Advocacy till the End
Steven Swiatek, Buffalo State College
The day my father died.
Was the day part of me disappeared.
The self-worth, gratification, happiness
Vanished along with my innocence and religion.
I was forced down a path never knowing
Whether I would return.
Many have died taking this path
If Sylvia was lady, then I was just Lazarus.
I felt like a victim of circumstance
Living on borrowed time everyday expecting
The inevitable end that just continued to keep me waiting!
I was left sitting there empty wondering if my happiness could return
But all that changed when I embarked on the Quest for Happiness!
Just like an auto immune disorder
Mental illness is attacking yourself!
It makes us vulnerable not just to our own thoughts
But to the views of others.
Restructuring reshaping our selves
from the inside out, But this is just the
beginning. This quest never ends! you can
Never say you are healed like you would with
A broken leg or the flu.
It takes constant effort strength!
Some may say that life is full of sadness trying to
Destroy you and send you back down the path.

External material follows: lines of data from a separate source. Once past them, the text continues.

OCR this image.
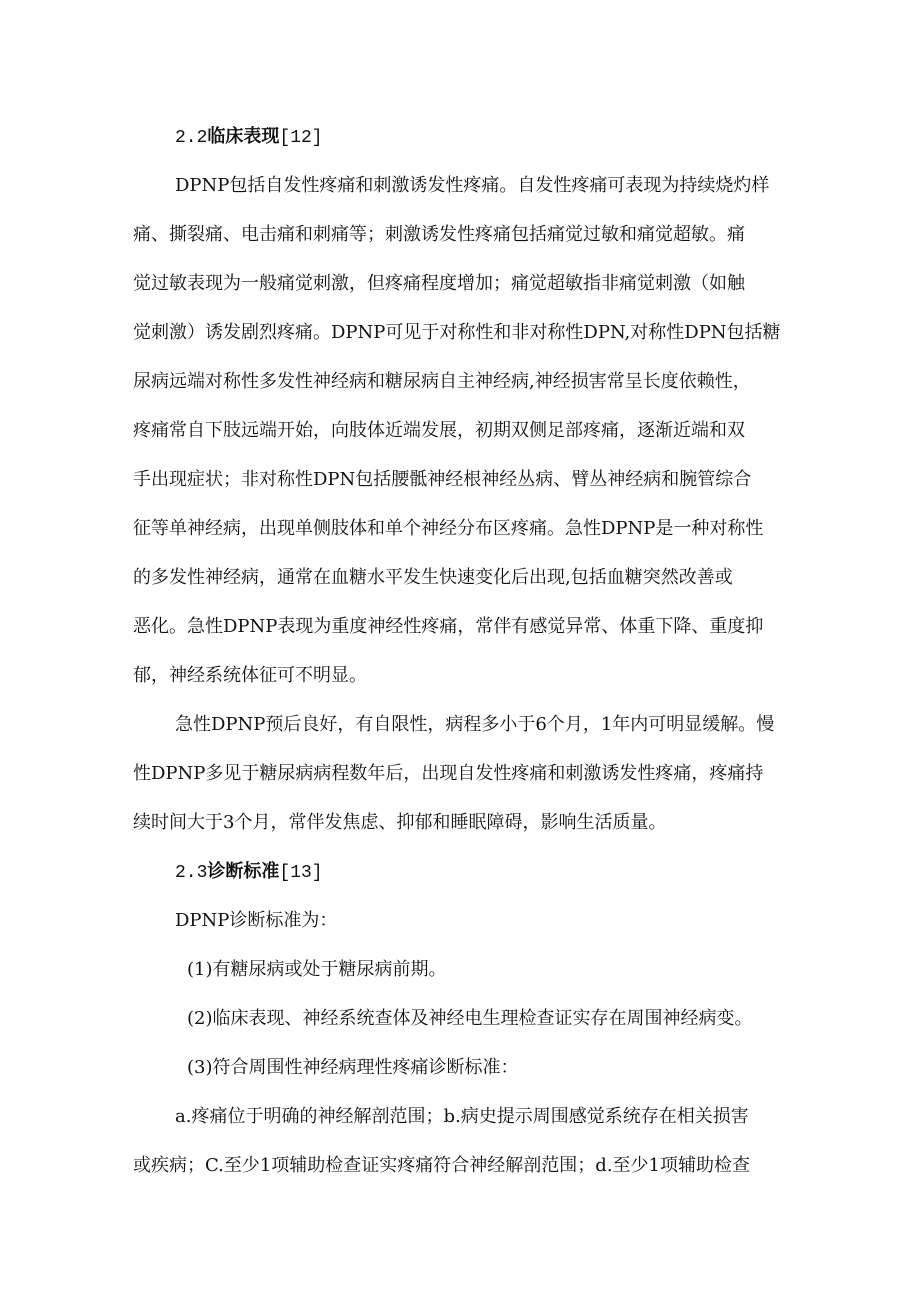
2.2临床表现[12]
DPNP包括自发性疼痛和刺激诱发性疼痛。自发性疼痛可表现为持续烧灼样
痛、撕裂痛、电击痛和刺痛等；刺激诱发性疼痛包括痛觉过敏和痛觉超敏。痛
觉过敏表现为一般痛觉刺激，但疼痛程度增加；痛觉超敏指非痛觉刺激（如触
觉刺激）诱发剧烈疼痛。DPNP可见于对称性和非对称性DPN,对称性DPN包括糖
尿病远端对称性多发性神经病和糖尿病自主神经病,神经损害常呈长度依赖性，
疼痛常自下肢远端开始，向肢体近端发展，初期双侧足部疼痛，逐渐近端和双
手出现症状；非对称性DPN包括腰骶神经根神经丛病、臂丛神经病和腕管综合
征等单神经病，出现单侧肢体和单个神经分布区疼痛。急性DPNP是一种对称性
的多发性神经病，通常在血糖水平发生快速变化后出现,包括血糖突然改善或
恶化。急性DPNP表现为重度神经性疼痛，常伴有感觉异常、体重下降、重度抑
郁，神经系统体征可不明显。
急性DPNP预后良好，有自限性，病程多小于6个月，1年内可明显缓解。慢
性DPNP多见于糖尿病病程数年后，出现自发性疼痛和刺激诱发性疼痛，疼痛持
续时间大于3个月，常伴发焦虑、抑郁和睡眠障碍，影响生活质量。
2.3诊断标准[13]
DPNP诊断标准为：
(1)有糖尿病或处于糖尿病前期。
(2)临床表现、神经系统查体及神经电生理检查证实存在周围神经病变。
(3)符合周围性神经病理性疼痛诊断标准：
a.疼痛位于明确的神经解剖范围；b.病史提示周围感觉系统存在相关损害
或疾病；C.至少1项辅助检查证实疼痛符合神经解剖范围；d.至少1项辅助检查
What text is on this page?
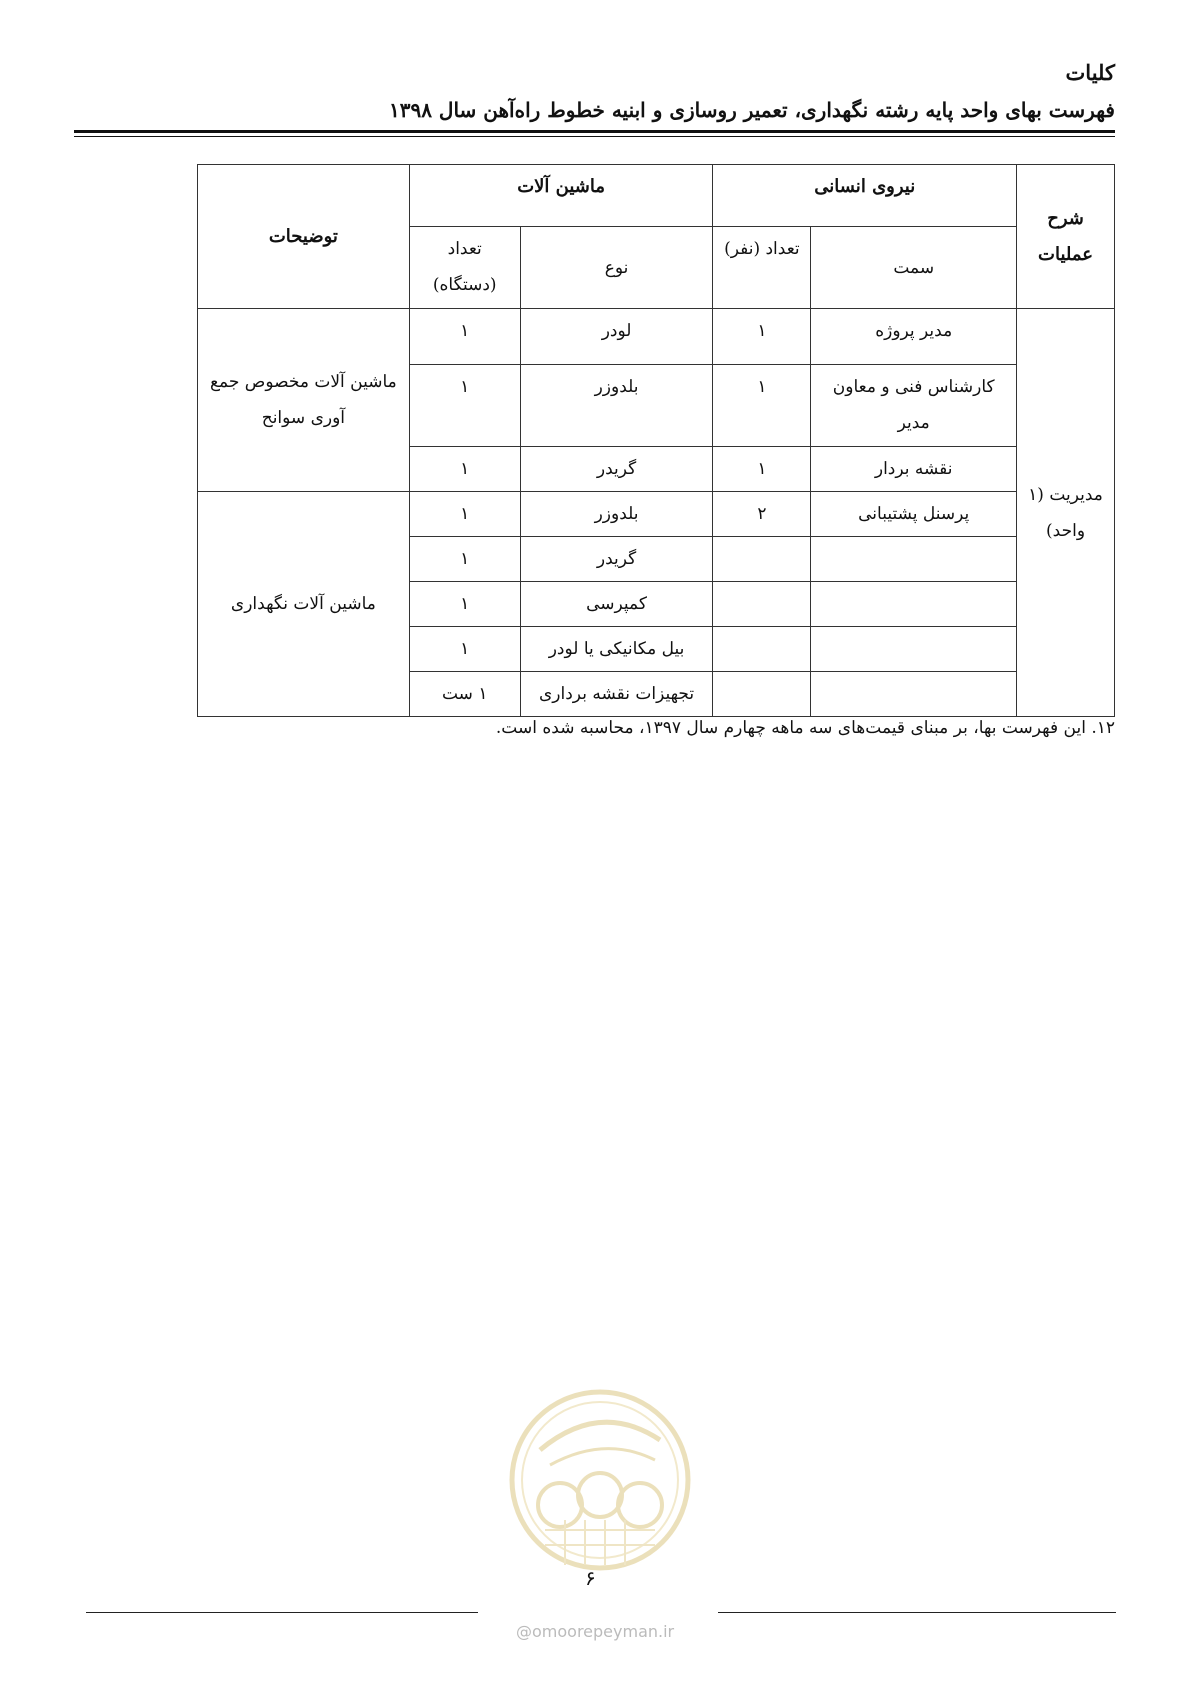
کلیات
فهرست بهای واحد پایه رشته نگهداری، تعمیر روسازی و ابنیه خطوط راه‌آهن سال ۱۳۹۸
شرح عملیات	نیروی انسانی		ماشین آلات		توضیحات
	سمت	تعداد (نفر)	نوع	تعداد (دستگاه)	
مدیریت (۱ واحد)	مدیر پروژه	۱	لودر	۱	ماشین آلات مخصوص جمع آوری سوانح
	کارشناس فنی و معاون مدیر	۱	بلدوزر	۱	
	نقشه بردار	۱	گریدر	۱	
	پرسنل پشتیبانی	۲	بلدوزر	۱	ماشین آلات نگهداری
			گریدر	۱	
			کمپرسی	۱	
			بیل مکانیکی یا لودر	۱	
			تجهیزات نقشه برداری	۱ ست	
۱۲. این فهرست بها، بر مبنای قیمت‌های سه ماهه چهارم سال ۱۳۹۷، محاسبه شده است.
۶
@omoorepeyman.ir
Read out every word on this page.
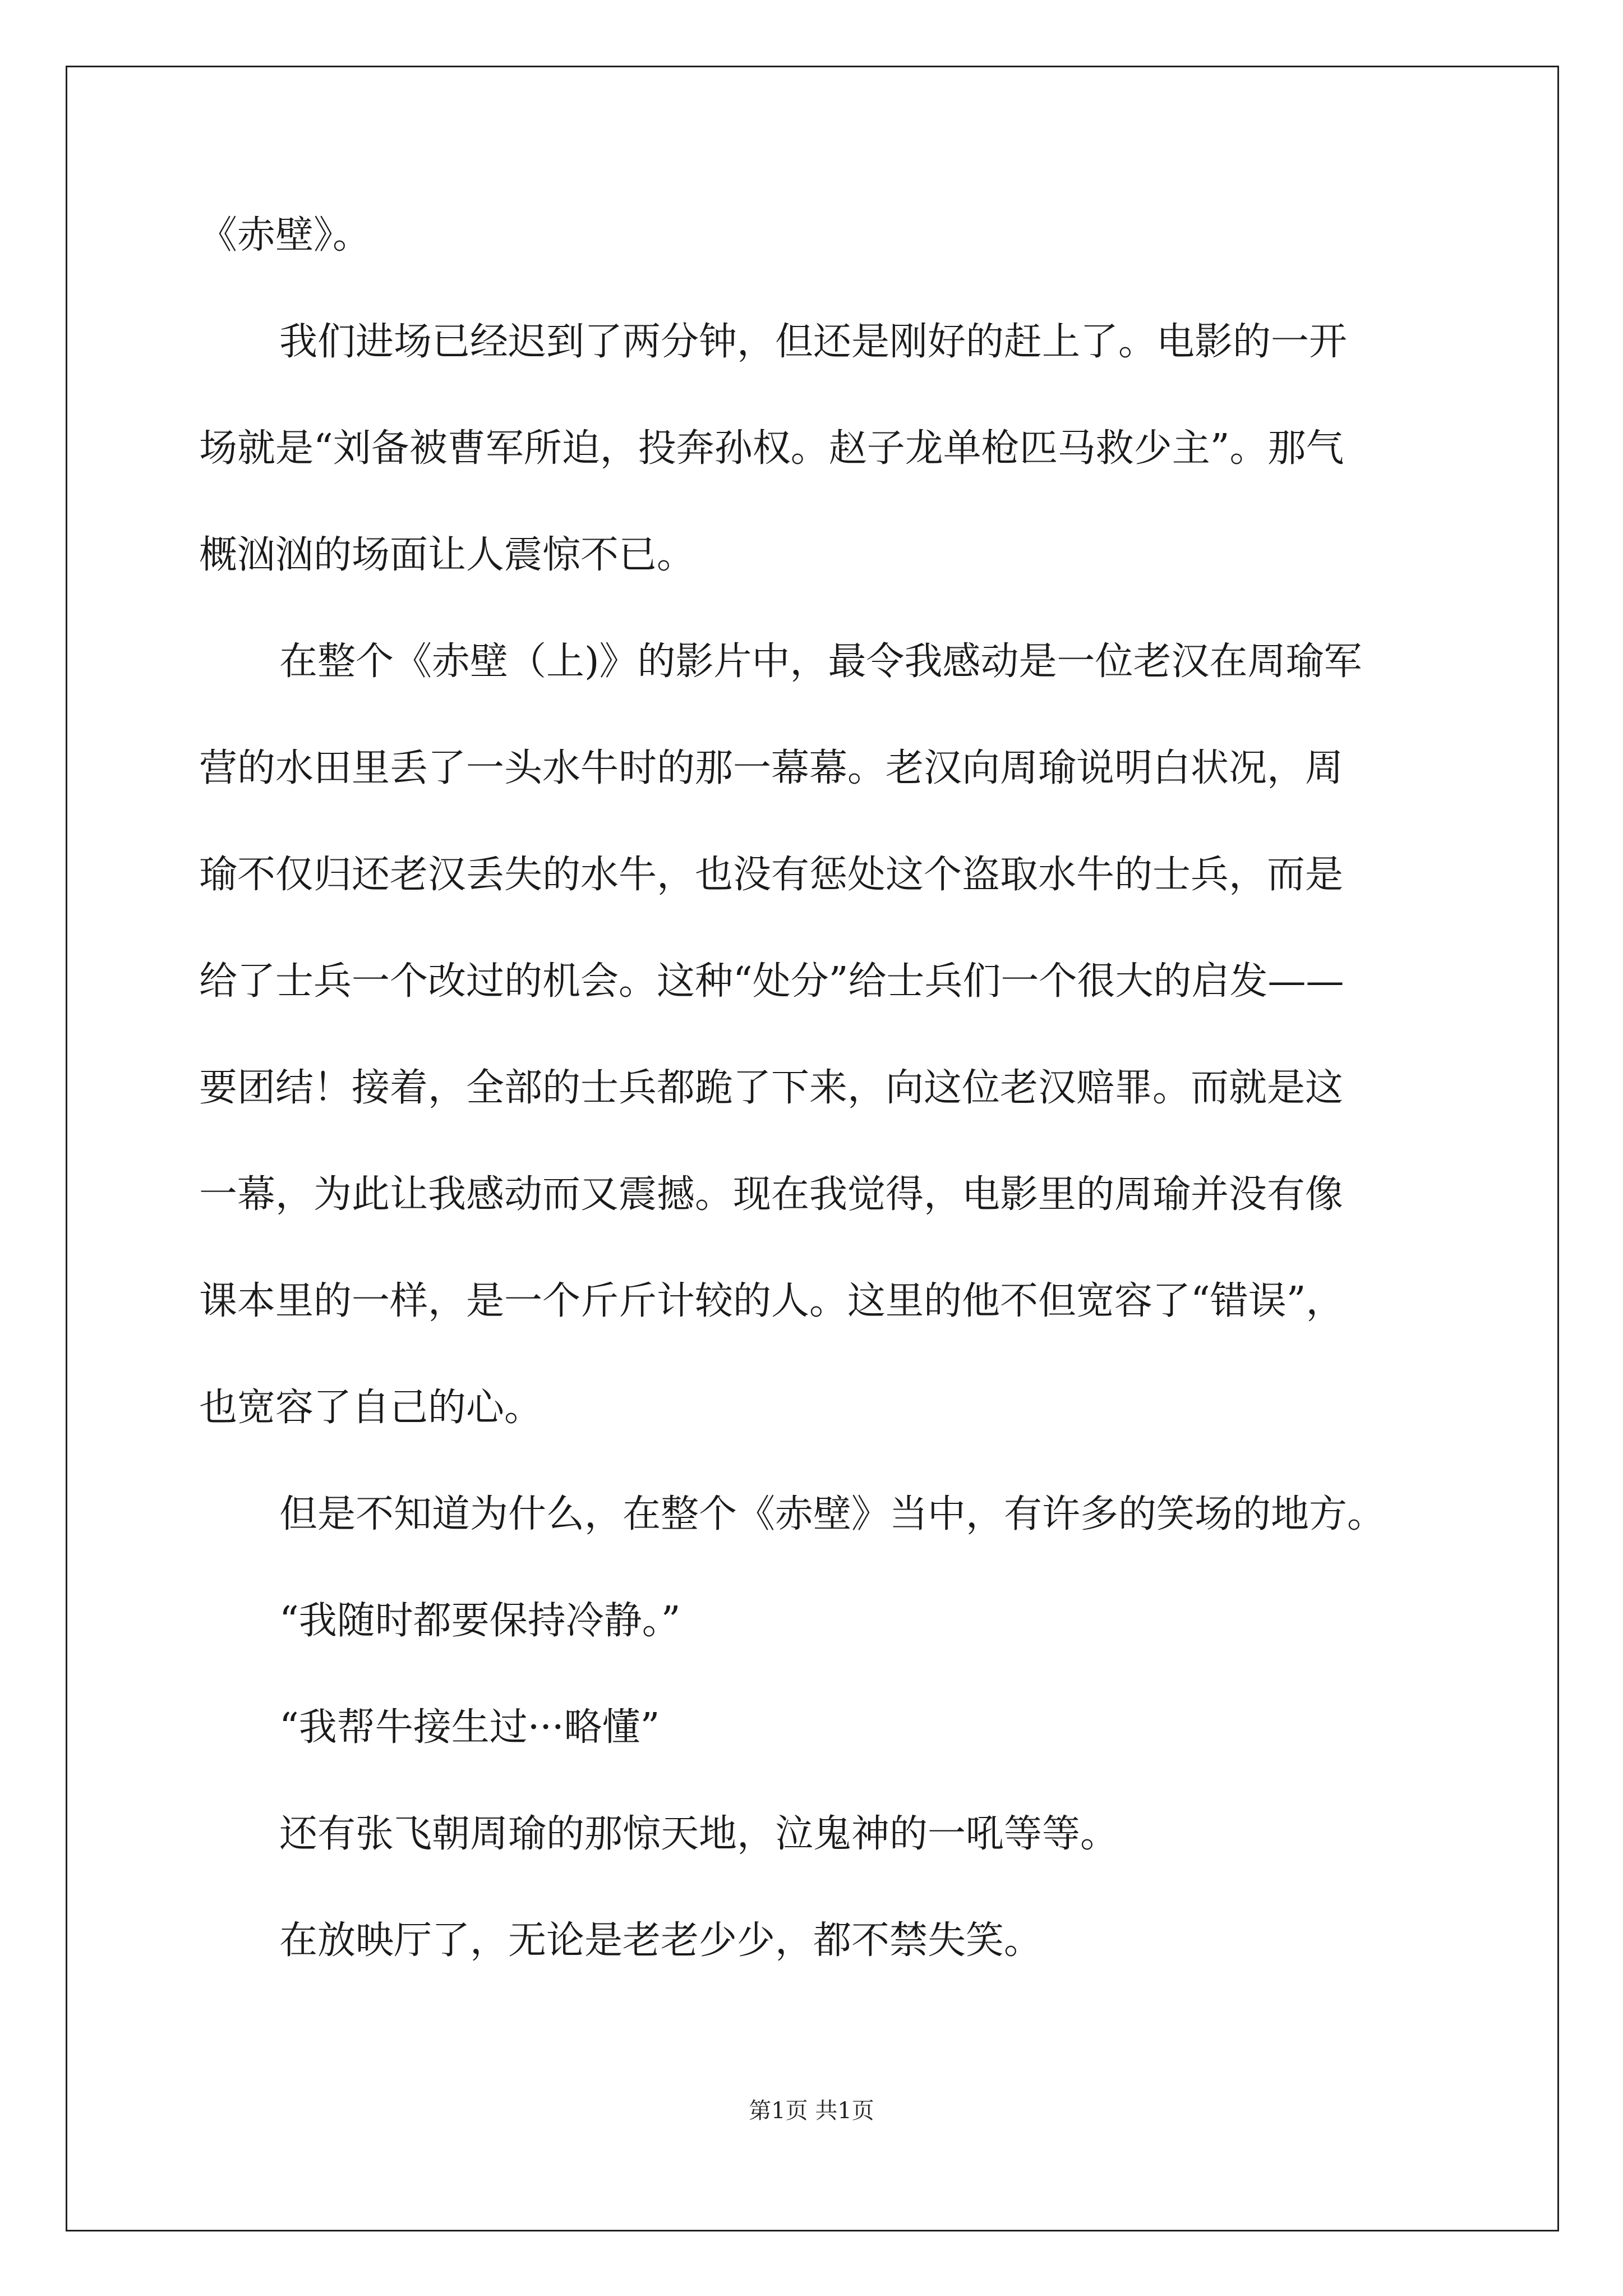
《赤壁》。
我们进场已经迟到了两分钟，但还是刚好的赶上了。电影的一开
场就是“刘备被曹军所迫，投奔孙权。赵子龙单枪匹马救少主”。那气
概汹汹的场面让人震惊不已。
在整个《赤壁（上)》的影片中，最令我感动是一位老汉在周瑜军
营的水田里丢了一头水牛时的那一幕幕。老汉向周瑜说明白状况，周
瑜不仅归还老汉丢失的水牛，也没有惩处这个盗取水牛的士兵，而是
给了士兵一个改过的机会。这种“处分”给士兵们一个很大的启发——
要团结！接着，全部的士兵都跪了下来，向这位老汉赔罪。而就是这
一幕，为此让我感动而又震撼。现在我觉得，电影里的周瑜并没有像
课本里的一样，是一个斤斤计较的人。这里的他不但宽容了“错误”，
也宽容了自己的心。
但是不知道为什么，在整个《赤壁》当中，有许多的笑场的地方。
“我随时都要保持冷静。”
“我帮牛接生过···略懂”
还有张飞朝周瑜的那惊天地，泣鬼神的一吼等等。
在放映厅了，无论是老老少少，都不禁失笑。
第1页 共1页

One’s own mind can be the worst kind of hell!
We are always fighting for our own happiness.
Just getting out of bed studying and passing a test
Is such a victory to the self.
While this virus may be destructive to the body
It can also be for the mind.
We must live like we have survived much worse
Because we have.
Anyone can and will achieve happiness,
But it cannot be one sided
Everyone can agree no person
Deserves to suffer like this.
We must give love in order to receive love.